When I started dating the woman would become my wife, I also started going to her church. It’s called Mill City. It was started by her brother-in-law(Pastor Mike) and she has invested a good deal of work into it herself, so it’s pretty important to her. I was kind of in between churches myself, having just changed my work schedule, and I was never really one to be super committed to any one specific church or denomination in the first place. So I followed the general theme of Paul’s advice to the Corinthians and had no real trouble making her church my church.
It’s a good church. The kind of church we need more of. A real put your money where your mouth is, walk the talk kind of church. For the last couple of weeks, Pastor Mike has been preaching on ‘What Christians Do’ and the week before last he talked about generosity, both temporal generosity and a generosity of spirit(AKA ‘grace’ AKA giving people the benefit of the doubt). Over lunch, Kate and I were talking about how we had both been impressed by the sermon in different ways and we resolved to try and be more generous, both with each other and with the world in general. And do you know what I found out?
Being generous is easy.
But receiving generosity? That is daaaaaamn hard. Surprisingly and obnoxiously hard.
This kind of took me by surprise, because before this, if you had asked me which I thought would be harder, giving or receiving, I would have looked at you like you were an idiot and said ‘Duh. Giving.’ After all, it’s giving that requires action on the part of the giver. They’re the ones who actually have to go and do something. They have to spend money, or time, or gas. They have to pick something up and go get something or generally put themselves out for another person. But once I actually sat and thought about it, it became apparent fairly quickly that as far as I was concerned(and while I make no claims as regards being an archetype, I would be surprised if this were not, by and large, universal), giving was much easier than receiving.
Yeah, I may be putting myself out momentarily, but the intangibles are all flowing back my way. Personally, I get a little rush out of giving people things. You find something that somebody you know can really use, or that they really want. You give it to them, and you get to see their face light up and you get to bask in the gratitude and feel that glow that says ‘Yeah, I am a pretty great guy, after all. Look at me being all thoughtful.’
But receiving? Receiving is the exact opposite of that. It means that I have to let someone else do something for me and that is humbling. And being humbled, even momentarily and/or inadvertently and with the best of intentions on the part of the giver, is unpleasant. It’s often necessary, like having a rotten tooth pulled. But like having a rotten tooth pulled, it’s also not an experience I seek out. And then I feel that sting, that sting that says pride is messing with me. But if there is one thing I learned from ‘Pulp Fiction’ other than that you should stay out of pawnshop basements in L.A., it’s that pride never helps, it only hurts.
Generosity also demands a response. I’m not saying that the giver is necessarily demanding a response(although they may)but that even if they don’t, the act itself demands a response. Gratitude. An acknowledgement that someone else is better suited, more qualified, more experienced, or just better placed than I am. An acknowledgement that I was deficient in some way, that I failed to measure up some way, that I needed some measure of grace.

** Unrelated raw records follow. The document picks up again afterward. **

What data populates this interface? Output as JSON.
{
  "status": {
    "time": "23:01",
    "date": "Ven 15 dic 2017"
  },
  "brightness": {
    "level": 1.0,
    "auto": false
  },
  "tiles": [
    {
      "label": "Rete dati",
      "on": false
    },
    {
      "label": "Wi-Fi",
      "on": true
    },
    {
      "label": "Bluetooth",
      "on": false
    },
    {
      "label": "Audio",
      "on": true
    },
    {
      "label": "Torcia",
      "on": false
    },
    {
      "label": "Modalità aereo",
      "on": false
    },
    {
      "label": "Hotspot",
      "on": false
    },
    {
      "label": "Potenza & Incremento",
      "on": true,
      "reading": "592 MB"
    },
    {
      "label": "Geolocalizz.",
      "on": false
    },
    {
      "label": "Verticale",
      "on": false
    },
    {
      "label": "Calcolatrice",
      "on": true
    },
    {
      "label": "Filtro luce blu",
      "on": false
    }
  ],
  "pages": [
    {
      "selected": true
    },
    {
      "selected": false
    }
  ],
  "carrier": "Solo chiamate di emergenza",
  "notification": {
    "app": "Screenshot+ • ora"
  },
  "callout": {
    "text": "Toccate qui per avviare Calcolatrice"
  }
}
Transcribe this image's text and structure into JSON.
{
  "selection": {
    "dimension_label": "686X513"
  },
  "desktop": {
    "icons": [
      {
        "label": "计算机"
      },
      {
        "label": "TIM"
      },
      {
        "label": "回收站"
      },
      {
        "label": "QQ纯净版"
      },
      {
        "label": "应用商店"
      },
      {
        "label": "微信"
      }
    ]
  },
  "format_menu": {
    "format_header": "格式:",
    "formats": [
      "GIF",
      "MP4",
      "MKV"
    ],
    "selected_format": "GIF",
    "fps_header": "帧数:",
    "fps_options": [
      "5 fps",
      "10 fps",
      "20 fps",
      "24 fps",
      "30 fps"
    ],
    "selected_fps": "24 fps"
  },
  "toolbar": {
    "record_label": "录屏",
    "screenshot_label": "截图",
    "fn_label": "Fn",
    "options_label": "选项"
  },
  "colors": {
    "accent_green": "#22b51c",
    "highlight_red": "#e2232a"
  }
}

I think this is because every act of temporal generosity is a reflection of God’s generosity to humanity. Every bit of grace that someone extends to us mirrors the grace that Christ showed us at the cross. And much like how humanity instinctively feels the pull of that act, that from us Christ’s sacrifice demands a response, so too do the little acts of grace that mirror it demand a response.
And that’s maybe why receiving is harder than giving. Because it brings us back to the cross, and reminds us of our need for grace and, maybe, reminds us to forgive as we have been forgiven.